Design Specs
Benjamin's LinkedIn content documents the thinking behind building better websites, covering topics like client process design, ICP clarity, homepage structure, and conversion mistakes. The posts are aimed at B2B SaaS founders who are ready to invest in their web presence.
His posts follow a consistent two-zone structure: a large, bold headline at the top occupies roughly the upper third of the frame, and the lower two-thirds holds a single central visual. This proportion is applied consistently across all four posts, giving his feed a recognizable rhythm.

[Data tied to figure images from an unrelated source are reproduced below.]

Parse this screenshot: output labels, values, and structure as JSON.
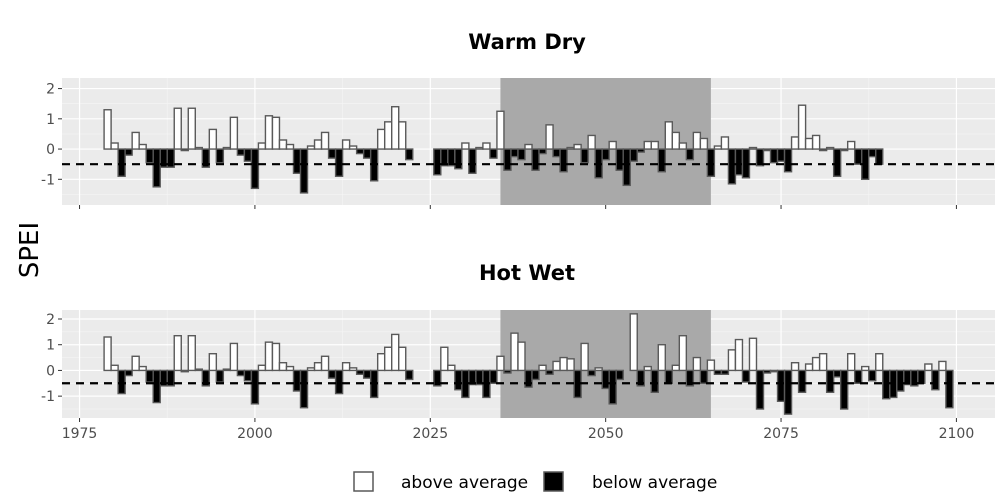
{
  "chart_data": {
    "type": "bar",
    "ylabel": "SPEI",
    "x_ticks": [
      1975,
      2000,
      2025,
      2050,
      2075,
      2100
    ],
    "y_ticks": [
      -1,
      0,
      1,
      2
    ],
    "threshold": -0.5,
    "legend": {
      "above_label": "above average",
      "below_label": "below average",
      "placement": "bottom"
    },
    "colors": {
      "panel_bg": "#ebebeb",
      "shade": "#a9a9a9",
      "above_fill": "#ffffff",
      "below_fill": "#000000",
      "bar_border": "#595959"
    },
    "panels": [
      {
        "title": "Warm Dry",
        "xlim": [
          1972.5,
          2105.5
        ],
        "ylim": [
          -1.85,
          2.35
        ],
        "shaded_range": [
          2035,
          2065
        ],
        "x_start": 1979,
        "spei": [
          1.3,
          0.2,
          -0.9,
          -0.2,
          0.55,
          0.15,
          -0.45,
          -1.25,
          -0.6,
          -0.6,
          1.35,
          -0.05,
          1.35,
          0.05,
          -0.6,
          0.65,
          -0.45,
          0.05,
          1.05,
          -0.2,
          -0.4,
          -1.3,
          0.2,
          1.1,
          1.05,
          0.3,
          0.15,
          -0.8,
          -1.45,
          0.1,
          0.3,
          0.55,
          -0.3,
          -0.9,
          0.3,
          0.1,
          -0.15,
          -0.3,
          -1.05,
          0.65,
          0.9,
          1.4,
          0.9,
          -0.35,
          0,
          0,
          0,
          -0.85,
          -0.55,
          -0.55,
          -0.65,
          0.2,
          -0.8,
          0.05,
          0.2,
          -0.3,
          1.25,
          -0.7,
          -0.25,
          -0.35,
          0.15,
          -0.7,
          -0.15,
          0.8,
          -0.25,
          -0.75,
          0.05,
          0.15,
          -0.45,
          0.45,
          -0.95,
          -0.35,
          0.25,
          -0.7,
          -1.2,
          -0.4,
          -0.1,
          0.25,
          0.25,
          -0.75,
          0.9,
          0.55,
          0.2,
          -0.35,
          0.55,
          0.35,
          -0.9,
          0.1,
          0.4,
          -1.15,
          -0.85,
          -0.95,
          0.05,
          -0.55,
          -0.05,
          -0.45,
          -0.4,
          -0.75,
          0.4,
          1.45,
          0.35,
          0.45,
          -0.05,
          0.05,
          -0.9,
          -0.05,
          0.25,
          -0.5,
          -1.0,
          -0.25,
          -0.5
        ]
      },
      {
        "title": "Hot Wet",
        "xlim": [
          1972.5,
          2105.5
        ],
        "ylim": [
          -1.85,
          2.35
        ],
        "shaded_range": [
          2035,
          2065
        ],
        "x_start": 1979,
        "spei": [
          1.3,
          0.2,
          -0.9,
          -0.2,
          0.55,
          0.15,
          -0.45,
          -1.25,
          -0.6,
          -0.6,
          1.35,
          -0.05,
          1.35,
          0.05,
          -0.6,
          0.65,
          -0.45,
          0.05,
          1.05,
          -0.2,
          -0.4,
          -1.3,
          0.2,
          1.1,
          1.05,
          0.3,
          0.15,
          -0.8,
          -1.45,
          0.1,
          0.3,
          0.55,
          -0.3,
          -0.9,
          0.3,
          0.1,
          -0.15,
          -0.3,
          -1.05,
          0.65,
          0.9,
          1.4,
          0.9,
          -0.35,
          0,
          0,
          0,
          -0.6,
          0.9,
          0.2,
          -0.75,
          -1.05,
          -0.55,
          -0.55,
          -1.05,
          -0.5,
          0.55,
          -0.1,
          1.45,
          1.1,
          -0.65,
          -0.35,
          0.2,
          -0.15,
          0.35,
          0.5,
          0.45,
          -1.05,
          1.05,
          -0.2,
          0.1,
          -0.7,
          -1.3,
          -0.35,
          0,
          2.2,
          -0.6,
          0.15,
          -0.85,
          1.0,
          -0.5,
          0.2,
          1.35,
          -0.6,
          0.5,
          -0.5,
          0.4,
          -0.15,
          -0.15,
          0.8,
          1.2,
          -0.45,
          1.25,
          -1.5,
          -0.1,
          -0.05,
          -1.2,
          -1.7,
          0.3,
          -0.85,
          0.25,
          0.5,
          0.65,
          -0.85,
          -0.25,
          -1.5,
          0.65,
          -0.5,
          0.15,
          -0.4,
          0.65,
          -1.1,
          -1.05,
          -0.8,
          -0.55,
          -0.6,
          -0.5,
          0.25,
          -0.75,
          0.35,
          -1.45
        ]
      }
    ]
  }
}
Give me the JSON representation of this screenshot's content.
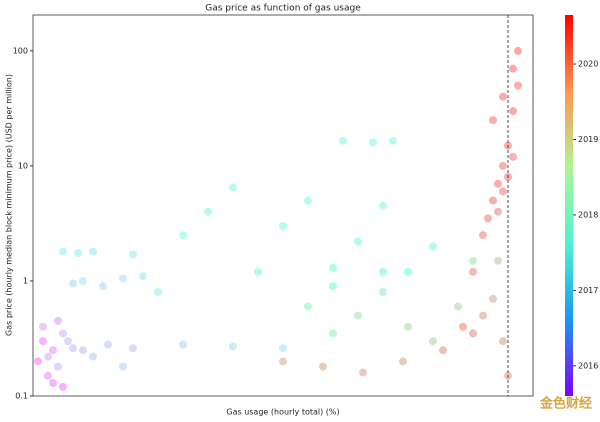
{
  "chart_data": {
    "type": "scatter",
    "title": "Gas price as function of gas usage",
    "xlabel": "Gas usage (hourly total) (%)",
    "ylabel": "Gas price (hourly median block minimum price) (USD per million)",
    "xlim": [
      0,
      100
    ],
    "ylim": [
      0.1,
      205
    ],
    "log_y": true,
    "yticks": [
      0.1,
      1,
      10,
      100
    ],
    "vline": 95,
    "colorbar": {
      "clim": [
        2015.6,
        2020.65
      ],
      "ticks": [
        2016,
        2017,
        2018,
        2019,
        2020
      ]
    },
    "series": [
      {
        "name": "hours",
        "x": [
          1,
          2,
          3,
          4,
          5,
          6,
          2,
          3,
          5,
          7,
          4,
          6,
          8,
          10,
          12,
          15,
          18,
          20,
          8,
          10,
          14,
          18,
          22,
          6,
          9,
          12,
          20,
          25,
          30,
          35,
          40,
          45,
          50,
          55,
          60,
          65,
          70,
          75,
          30,
          40,
          50,
          60,
          70,
          80,
          62,
          68,
          72,
          55,
          60,
          65,
          70,
          75,
          80,
          85,
          88,
          50,
          58,
          66,
          74,
          82,
          88,
          90,
          92,
          86,
          88,
          90,
          91,
          92,
          93,
          94,
          95,
          96,
          97,
          93,
          94,
          95,
          96,
          92,
          94,
          96,
          97,
          95,
          94,
          93
        ],
        "values": [
          0.2,
          0.3,
          0.15,
          0.25,
          0.45,
          0.12,
          0.4,
          0.22,
          0.18,
          0.3,
          0.13,
          0.35,
          0.26,
          0.25,
          0.22,
          0.28,
          0.18,
          0.26,
          0.95,
          1.0,
          0.9,
          1.05,
          1.1,
          1.8,
          1.75,
          1.8,
          1.7,
          0.8,
          2.5,
          4,
          6.5,
          1.2,
          3,
          5,
          1.3,
          2.2,
          4.5,
          1.2,
          0.28,
          0.27,
          0.26,
          0.9,
          1.2,
          2.0,
          16.5,
          16,
          16.5,
          0.6,
          0.35,
          0.5,
          0.8,
          0.4,
          0.3,
          0.6,
          1.5,
          0.2,
          0.18,
          0.16,
          0.2,
          0.25,
          0.35,
          0.5,
          0.7,
          0.4,
          1.2,
          2.5,
          3.5,
          5,
          7,
          10,
          15,
          30,
          50,
          4,
          6,
          8,
          12,
          25,
          40,
          70,
          100,
          0.15,
          0.3,
          1.5
        ],
        "years": [
          2015.8,
          2015.9,
          2016,
          2016.1,
          2016.2,
          2015.8,
          2016.3,
          2016.4,
          2016.5,
          2016.6,
          2015.9,
          2016.5,
          2016.7,
          2016.6,
          2016.8,
          2016.7,
          2016.9,
          2016.6,
          2017.0,
          2017.1,
          2017.0,
          2017.1,
          2017.2,
          2017.3,
          2017.4,
          2017.3,
          2017.4,
          2017.5,
          2017.6,
          2017.7,
          2017.6,
          2017.9,
          2017.8,
          2017.7,
          2018.0,
          2017.8,
          2017.6,
          2018.1,
          2016.9,
          2017.0,
          2017.1,
          2018.2,
          2018.3,
          2018.4,
          2017.6,
          2017.7,
          2017.6,
          2018.6,
          2018.9,
          2019.0,
          2018.8,
          2019.2,
          2019.4,
          2019.3,
          2019.0,
          2019.8,
          2019.9,
          2020.0,
          2019.9,
          2020.1,
          2020.2,
          2020.0,
          2019.8,
          2020.3,
          2020.2,
          2020.3,
          2020.4,
          2020.5,
          2020.5,
          2020.4,
          2020.5,
          2020.6,
          2020.5,
          2020.3,
          2020.4,
          2020.5,
          2020.4,
          2020.5,
          2020.6,
          2020.6,
          2020.6,
          2020.1,
          2020.0,
          2019.5
        ]
      }
    ]
  },
  "watermark": "金色财经"
}
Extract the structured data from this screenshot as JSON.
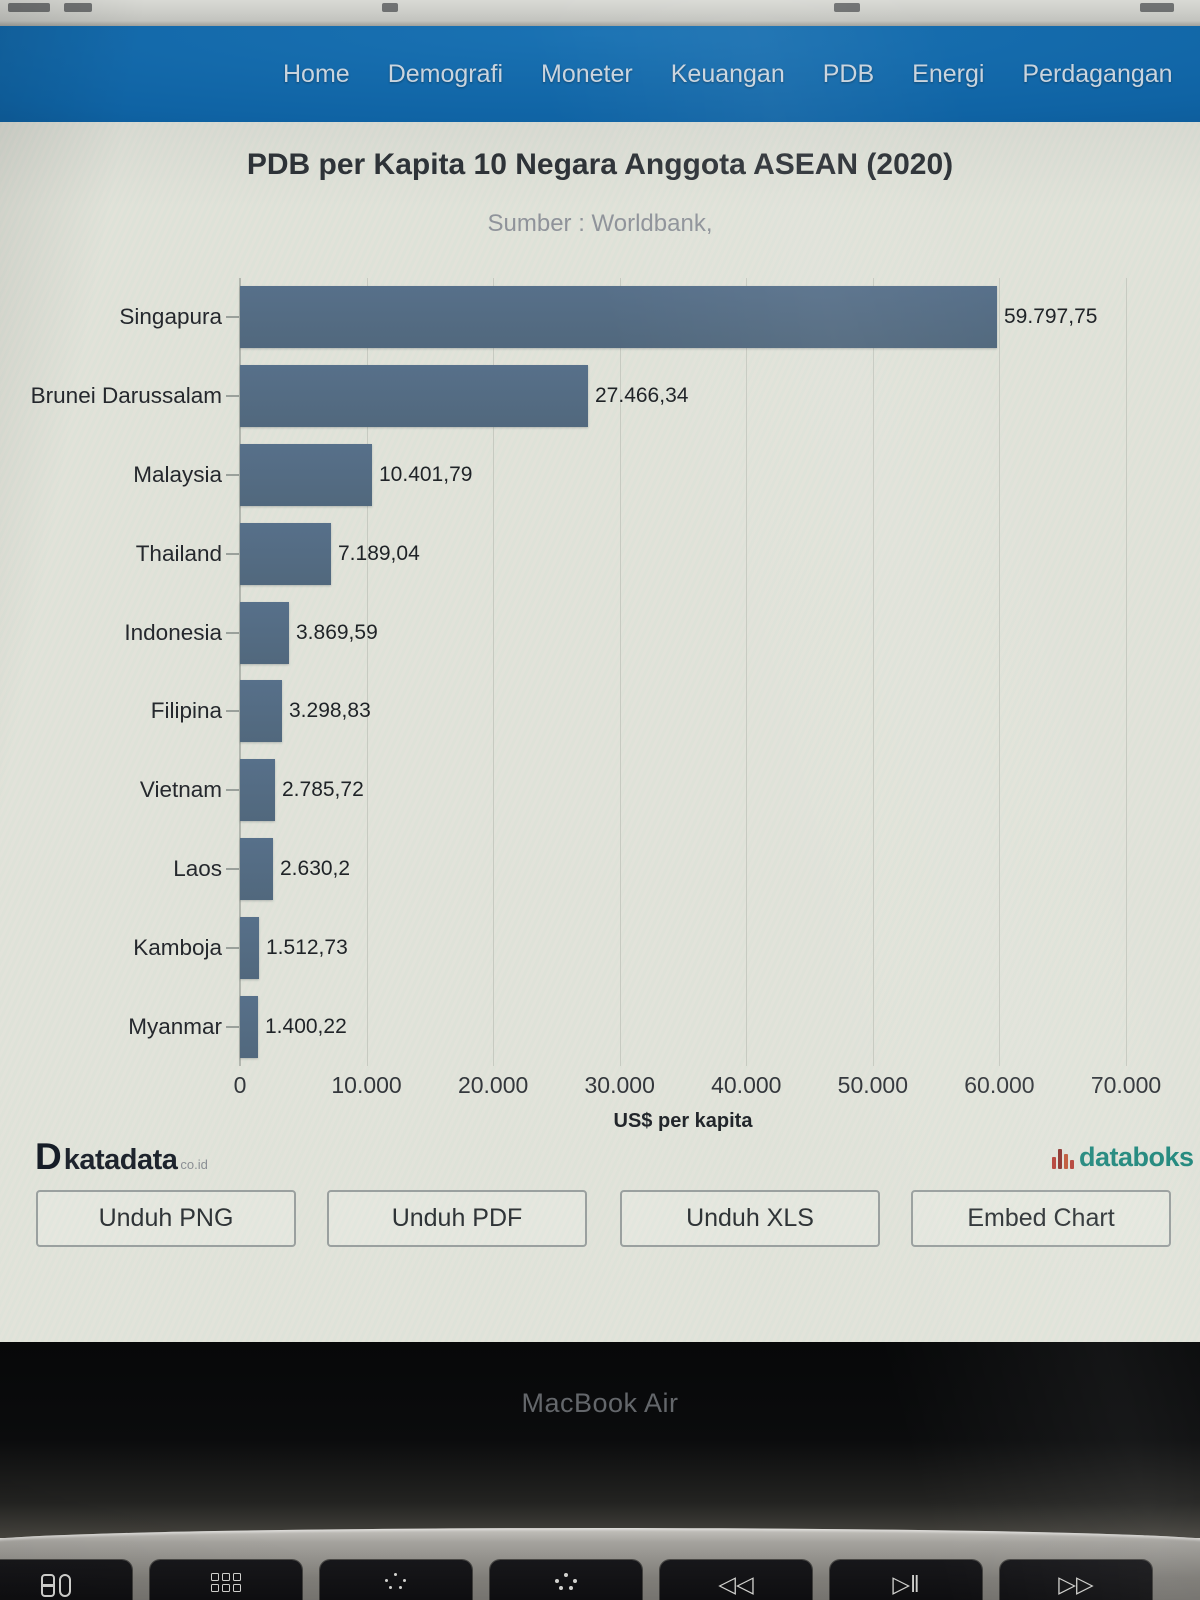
{
  "nav": {
    "items": [
      "Home",
      "Demografi",
      "Moneter",
      "Keuangan",
      "PDB",
      "Energi",
      "Perdagangan"
    ]
  },
  "chart_data": {
    "type": "bar",
    "orientation": "horizontal",
    "title": "PDB per Kapita 10 Negara Anggota ASEAN (2020)",
    "subtitle": "Sumber : Worldbank,",
    "categories": [
      "Singapura",
      "Brunei Darussalam",
      "Malaysia",
      "Thailand",
      "Indonesia",
      "Filipina",
      "Vietnam",
      "Laos",
      "Kamboja",
      "Myanmar"
    ],
    "values": [
      59797.75,
      27466.34,
      10401.79,
      7189.04,
      3869.59,
      3298.83,
      2785.72,
      2630.2,
      1512.73,
      1400.22
    ],
    "value_labels": [
      "59.797,75",
      "27.466,34",
      "10.401,79",
      "7.189,04",
      "3.869,59",
      "3.298,83",
      "2.785,72",
      "2.630,2",
      "1.512,73",
      "1.400,22"
    ],
    "xlabel": "US$ per kapita",
    "xlim": [
      0,
      70000
    ],
    "x_ticks": [
      "0",
      "10.000",
      "20.000",
      "30.000",
      "40.000",
      "50.000",
      "60.000",
      "70.000"
    ],
    "grid": true,
    "legend": false
  },
  "footer": {
    "brand_left": {
      "mark": "D",
      "name": "katadata",
      "suffix": "co.id"
    },
    "brand_right": {
      "name": "databoks"
    },
    "buttons": [
      "Unduh PNG",
      "Unduh PDF",
      "Unduh XLS",
      "Embed Chart"
    ]
  },
  "device": {
    "label": "MacBook Air"
  },
  "keyboard": {
    "keys": [
      {
        "icon": "mission-control"
      },
      {
        "icon": "launchpad"
      },
      {
        "icon": "keyboard-backlight-dim"
      },
      {
        "icon": "keyboard-backlight-bright"
      },
      {
        "icon": "rewind",
        "glyph": "◁◁"
      },
      {
        "icon": "play-pause",
        "glyph": "▷‖"
      },
      {
        "icon": "fast-forward",
        "glyph": "▷▷"
      }
    ]
  },
  "colors": {
    "navbar_blue": "#1065a7",
    "bar_fill": "#57708a",
    "databoks_teal": "#23897e",
    "brand_red": "#b5443a"
  }
}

The headline zone uses a clear typographic formula:
- Upright Neue Montreal carries the majority of the text at a large display size
- One or two key words are set in PP Editorial New italics, breaking the rhythm and creating a natural emphasis point
- The highlighted word is sometimes further accented with the yellow-green background block
The visual zone is used differently depending on the content type:
- Diagram or framework post: A clean wireframe or flowchart centered on the off-white background, with minimal borders and generous whitespace
- Comparison post: A two-column card layout with labeled headers and bullet-point pain points inside rounded containers
- Social proof post: A screenshot of an actual LinkedIn post with real comments surfaced around it, layered and overlapping at slight angles
Typeface
The type pairing at the core of Benjamin's posts is deliberate and well-matched. Neue Montreal, a contemporary geometric sans-serif, handles all structural text and delivers clean, confident readability at a glance.
PP Editorial New steps in for italic emphasis, and its high-contrast, editorial character creates a visual counterpoint that keeps headlines from feeling flat. The combination reads as modern and considered without being showy, which fits the brand's positioning as a premium but approachable studio.
The contrast between the two faces does a lot of work, drawing the eye to the word or phrase being stressed before the reader even processes the full headline.
Headings
Neue Montreal (upright) + PP Editorial New (italic accents)Paragraph
Neue MontrealColor
The palette is a study in restraint. A warm off-white background
#FBF7EE
and a near-black text
#1B1A18
create a high-contrast pairing that reads more like print than screen.
The warmth in both tones keeps the posts from feeling cold or clinical. One accent color, a yellow-green, appears selectively as a highlight behind specific words and on interactive UI elements within diagrams. It pops sharply against the warm neutrals, directing the eye without disrupting the overall calm of the composition.
Headings
#1B1A18
Paragraph
#1B1A18
What We Like
Benjamin Brühl's LinkedIn visuals reflect exactly what Alrdy sells: the ability to make something look considered, clear, and premium without overcomplicating it. The posts practice what they preach, which is rare and worth noticing.
The overall visual identity feels closer to editorial design than social media content. The warm parchment background, the serif italic accents, and the structured diagram style give the content a consistent premium feel. Nothing looks rushed or templated.
- 1. Pair two typefaces with different personalities, not weights. One for structure, one for emotional emphasis only.
- 2. Use warm off-white over pure white. It reads as intentional and stands out against cooler feeds.
- 3. A single saturated color used 2 or 3 times per post carries far more visual authority than a multi-color palette. The moment your accent appears everywhere, it stops attracting the desired attention to key elements.
- 4. Give diagrams thin borders and generous internal padding. Fewer elements, more breathing room.
- 5. Treat headline and visual zones as two separate compositions that happen to share a canvas.- 6. When layering screenshots, keep angular offsets subtle. 3–5 degrees maximum, with the central element anchored flat.